Delon Wright (14 points) dazzled with moves likes an imposing lay-in over the head of Irving, an opportunistic steal, and the delivery of a picturesque alley-oop pass to Pascal Siakam. Fred Van Vleet (10 points) was zipping the ball and his shooting was on point.

"They play like an experienced, veteran group that played together all summer and then came in and tried to make a statement, cementing themselves as the best second unit in the league and they have confidence in themselves," said Irving.

The half-time score was shocking. Toronto was up 58-37. It was the fewest points Toronto had allowed in a half all season.

The game never got close. There was little highlight-reel stuff from the Celtics. It was hardly the squad that has been the talk of the NBA this season, with Irving, Horford and promising youngsters like Jayson Tatum, Jaylen Brown and Terry Rozier.

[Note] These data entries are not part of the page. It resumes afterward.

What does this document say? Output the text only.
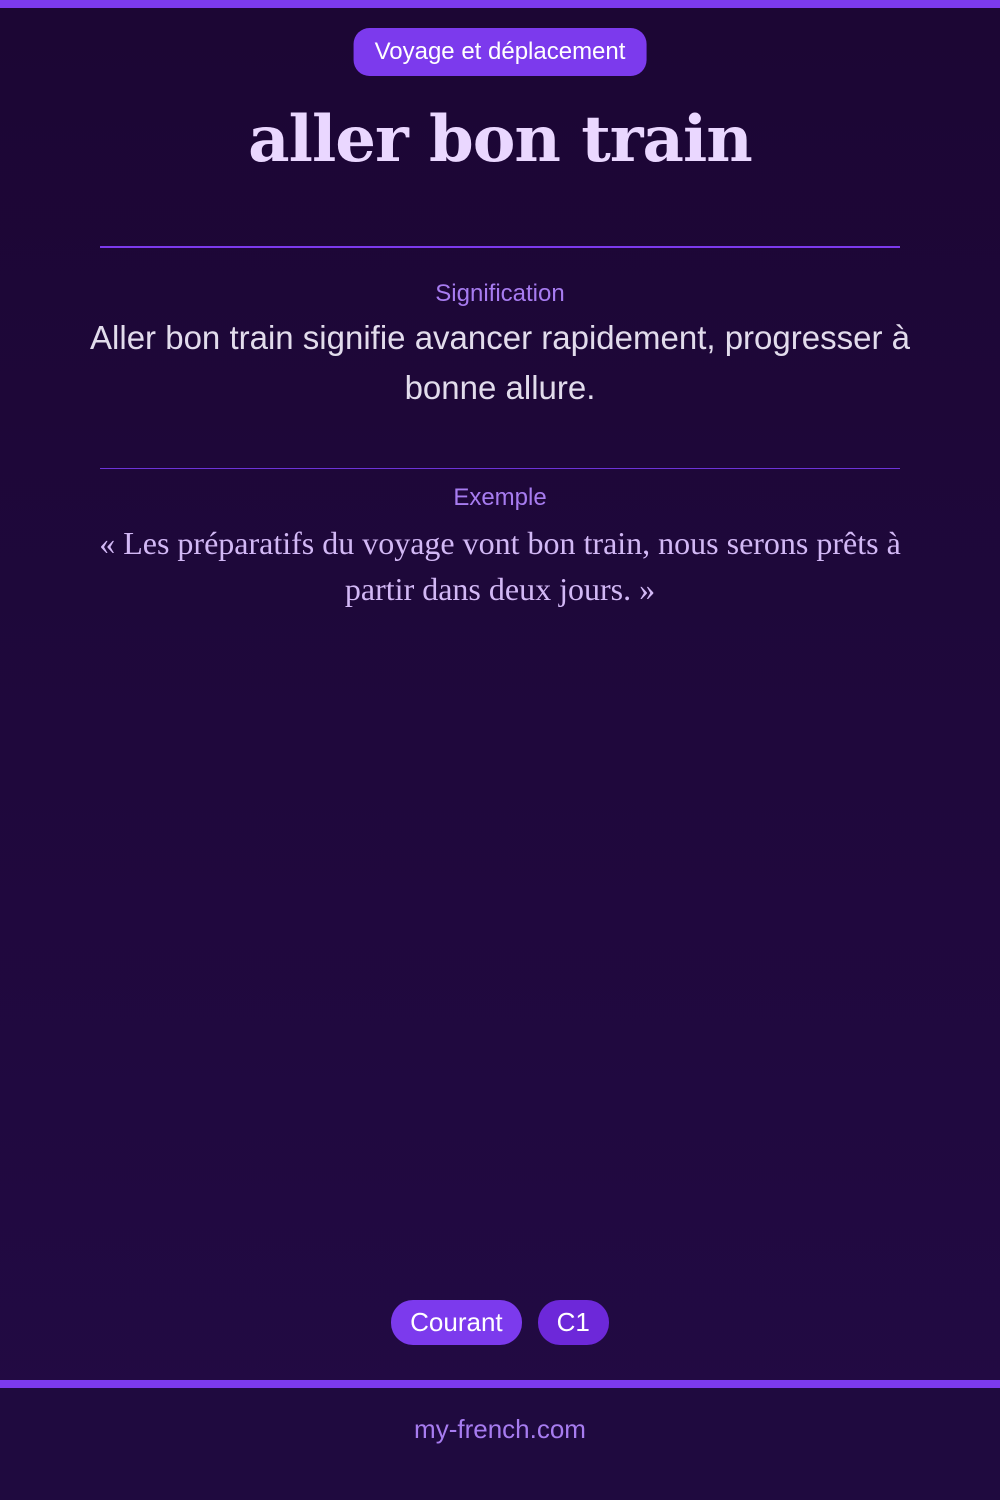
Voyage et déplacement
aller bon train
Signification
Aller bon train signifie avancer rapidement, progresser à bonne allure.
Exemple
« Les préparatifs du voyage vont bon train, nous serons prêts à partir dans deux jours. »
Courant	C1
my-french.com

The road-warrior Celtics struggled to meet Toronto's intensity on Tuesday, and the Raps now tote an NBA-leading 22-4 record at home.

"We got our butts kicked  by a really good team who physically overwhelmed us, from a speed and physicality standpoint," said Boston coach Brad Stevens. "I thought their pace and their physicality were different from ours."

For a third straight game, Toronto was able to rest all of its starters in the fourth quarter.

Lowry, nor any of his teammates were taking the bait of those hoping the Raptors would pump their chests about beating the East's top team.

"Nothing, it's one game. We did our job," said an unemotional Lowry. "The second unit played extremely well in the second quarter and got us the lead. We played well. It's one game."

The New York Knicks visit Toronto on Thursday.